Thirteen sharks caught were too big for the enclosure they had intended for their research. Those sharks were tagged and released.
Finally, researchers caught a small male shark that was about 5 feet long on July 1, according to the ASLC, with a little help from a local fishing captain Andy Mezirow.
“Successful sleeper shark captures were rewarding after much trial and error, but we continuously found animals that were too large for our study. We were either going to need a smaller shark or a bigger boat,” noted Horning.
The ASLC is hoping to have five sleeper sharks for brief periods of time to study their metabolism and basic biology. The sharks are a closely related to the Greenland shark which has been known to live for hundreds of years.
“If findings from recent studies on the Greenland shark transfer to Pacific sleepers, these animals could maybe reach an astonishing age of 200-300 years old,” said ASLC scientist Dr. Amy Bishop.

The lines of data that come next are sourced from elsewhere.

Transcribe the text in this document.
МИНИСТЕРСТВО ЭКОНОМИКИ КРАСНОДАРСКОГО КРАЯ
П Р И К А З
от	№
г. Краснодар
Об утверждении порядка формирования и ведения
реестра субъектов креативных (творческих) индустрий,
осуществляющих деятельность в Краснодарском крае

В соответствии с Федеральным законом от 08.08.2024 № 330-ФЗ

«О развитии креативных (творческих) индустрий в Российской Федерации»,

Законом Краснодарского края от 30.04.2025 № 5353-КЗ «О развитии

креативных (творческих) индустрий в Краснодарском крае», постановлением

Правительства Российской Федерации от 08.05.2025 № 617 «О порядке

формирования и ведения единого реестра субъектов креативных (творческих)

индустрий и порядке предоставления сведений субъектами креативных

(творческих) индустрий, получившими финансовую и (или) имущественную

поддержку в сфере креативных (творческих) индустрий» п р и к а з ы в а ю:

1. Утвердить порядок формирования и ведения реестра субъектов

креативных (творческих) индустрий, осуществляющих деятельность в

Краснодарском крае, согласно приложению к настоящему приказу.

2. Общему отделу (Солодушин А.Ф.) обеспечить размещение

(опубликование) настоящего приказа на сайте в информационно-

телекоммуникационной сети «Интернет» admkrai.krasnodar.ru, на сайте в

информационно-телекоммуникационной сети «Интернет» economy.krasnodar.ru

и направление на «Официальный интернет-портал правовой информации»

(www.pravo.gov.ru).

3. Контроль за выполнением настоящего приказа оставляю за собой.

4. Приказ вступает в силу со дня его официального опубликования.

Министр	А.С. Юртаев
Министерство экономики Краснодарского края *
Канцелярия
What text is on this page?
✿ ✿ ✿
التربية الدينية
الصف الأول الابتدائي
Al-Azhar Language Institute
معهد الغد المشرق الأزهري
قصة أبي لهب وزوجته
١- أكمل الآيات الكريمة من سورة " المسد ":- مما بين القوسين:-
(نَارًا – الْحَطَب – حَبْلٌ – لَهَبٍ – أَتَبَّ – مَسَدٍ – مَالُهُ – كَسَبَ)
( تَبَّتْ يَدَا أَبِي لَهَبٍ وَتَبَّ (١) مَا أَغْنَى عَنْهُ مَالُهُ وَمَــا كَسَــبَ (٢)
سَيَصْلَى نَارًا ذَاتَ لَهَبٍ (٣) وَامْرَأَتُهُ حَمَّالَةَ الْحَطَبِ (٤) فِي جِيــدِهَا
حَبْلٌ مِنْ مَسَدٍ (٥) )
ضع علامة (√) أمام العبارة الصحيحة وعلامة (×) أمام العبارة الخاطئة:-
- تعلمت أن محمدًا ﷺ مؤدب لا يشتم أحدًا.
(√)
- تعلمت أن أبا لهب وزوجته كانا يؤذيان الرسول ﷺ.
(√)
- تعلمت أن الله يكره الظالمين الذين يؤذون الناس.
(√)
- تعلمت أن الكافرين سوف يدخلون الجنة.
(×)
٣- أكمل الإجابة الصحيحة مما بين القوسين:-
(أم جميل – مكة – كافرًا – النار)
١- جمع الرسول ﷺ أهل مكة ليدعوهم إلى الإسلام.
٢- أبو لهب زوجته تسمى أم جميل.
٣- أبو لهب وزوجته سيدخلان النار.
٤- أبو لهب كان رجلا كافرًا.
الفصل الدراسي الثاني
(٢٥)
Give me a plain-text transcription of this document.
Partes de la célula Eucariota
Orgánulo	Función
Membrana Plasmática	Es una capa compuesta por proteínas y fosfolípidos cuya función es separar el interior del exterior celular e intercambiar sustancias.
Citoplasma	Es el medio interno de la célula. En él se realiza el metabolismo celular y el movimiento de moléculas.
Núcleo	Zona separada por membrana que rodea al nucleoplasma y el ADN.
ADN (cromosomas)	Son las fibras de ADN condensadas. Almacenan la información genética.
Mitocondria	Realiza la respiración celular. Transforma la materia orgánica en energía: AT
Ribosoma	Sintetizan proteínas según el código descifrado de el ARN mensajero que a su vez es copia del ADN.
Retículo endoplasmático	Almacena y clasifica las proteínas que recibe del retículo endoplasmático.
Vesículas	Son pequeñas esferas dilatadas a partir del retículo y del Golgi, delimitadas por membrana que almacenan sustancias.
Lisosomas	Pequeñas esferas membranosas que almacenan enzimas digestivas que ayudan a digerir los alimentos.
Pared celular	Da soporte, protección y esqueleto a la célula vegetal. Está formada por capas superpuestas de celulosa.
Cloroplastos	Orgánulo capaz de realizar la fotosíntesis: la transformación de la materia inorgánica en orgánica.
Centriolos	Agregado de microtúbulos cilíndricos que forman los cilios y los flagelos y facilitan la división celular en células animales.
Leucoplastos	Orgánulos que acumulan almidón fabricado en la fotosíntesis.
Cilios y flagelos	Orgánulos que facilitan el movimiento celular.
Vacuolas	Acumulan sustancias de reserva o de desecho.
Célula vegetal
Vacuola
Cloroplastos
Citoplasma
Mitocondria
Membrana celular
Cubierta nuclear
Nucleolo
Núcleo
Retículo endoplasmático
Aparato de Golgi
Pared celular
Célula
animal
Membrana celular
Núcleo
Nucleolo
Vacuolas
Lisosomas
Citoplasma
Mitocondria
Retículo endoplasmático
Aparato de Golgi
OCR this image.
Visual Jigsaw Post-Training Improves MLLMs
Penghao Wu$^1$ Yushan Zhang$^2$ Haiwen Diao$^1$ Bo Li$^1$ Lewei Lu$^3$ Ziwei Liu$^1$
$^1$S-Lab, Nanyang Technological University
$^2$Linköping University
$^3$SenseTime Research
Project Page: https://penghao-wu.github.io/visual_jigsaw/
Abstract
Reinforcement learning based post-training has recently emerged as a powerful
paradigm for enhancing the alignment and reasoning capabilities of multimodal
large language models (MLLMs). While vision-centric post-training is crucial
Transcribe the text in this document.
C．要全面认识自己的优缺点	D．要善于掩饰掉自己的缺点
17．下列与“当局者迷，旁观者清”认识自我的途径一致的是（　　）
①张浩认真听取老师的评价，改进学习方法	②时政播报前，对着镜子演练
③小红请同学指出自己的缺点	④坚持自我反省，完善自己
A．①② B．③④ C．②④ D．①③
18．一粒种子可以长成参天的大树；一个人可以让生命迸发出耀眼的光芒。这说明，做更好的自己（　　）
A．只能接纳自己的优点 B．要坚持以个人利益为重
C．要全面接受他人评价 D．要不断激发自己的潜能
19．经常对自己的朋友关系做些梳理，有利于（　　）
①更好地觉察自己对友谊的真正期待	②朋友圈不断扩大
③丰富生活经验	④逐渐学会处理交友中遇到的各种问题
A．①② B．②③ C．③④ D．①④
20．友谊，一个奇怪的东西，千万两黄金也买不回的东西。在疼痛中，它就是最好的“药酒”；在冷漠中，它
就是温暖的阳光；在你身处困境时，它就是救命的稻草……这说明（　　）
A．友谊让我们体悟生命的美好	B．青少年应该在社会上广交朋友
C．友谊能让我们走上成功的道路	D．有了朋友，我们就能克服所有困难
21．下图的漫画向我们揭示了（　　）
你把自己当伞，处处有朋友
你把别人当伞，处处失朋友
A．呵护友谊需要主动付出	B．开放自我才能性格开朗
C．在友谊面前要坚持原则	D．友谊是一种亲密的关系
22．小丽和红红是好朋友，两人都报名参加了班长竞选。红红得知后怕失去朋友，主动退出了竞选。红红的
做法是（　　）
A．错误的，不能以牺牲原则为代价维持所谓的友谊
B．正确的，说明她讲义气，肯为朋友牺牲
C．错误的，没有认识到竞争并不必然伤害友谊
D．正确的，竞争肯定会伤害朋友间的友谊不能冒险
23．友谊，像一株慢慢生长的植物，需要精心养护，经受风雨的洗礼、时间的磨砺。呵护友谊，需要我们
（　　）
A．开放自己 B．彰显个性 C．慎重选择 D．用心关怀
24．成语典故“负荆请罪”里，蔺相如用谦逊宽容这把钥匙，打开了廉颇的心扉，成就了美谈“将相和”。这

For those worried about how catching the sharks will affect them, fear not. Horning said in a blog post, " [...] for those that might have questions about the study animals’ welfare: all our work is quite vigorously scrutinized by our institutional ethics committee, and is conducted under the authorization of this committee and by a research permit issued by the Alaska Department of Fish & Game."
The pilot project is funded by the North Pacific Research Board and the team will continue their studies throughout the summer.
Horning joked they are also accepting donations for a bigger boat.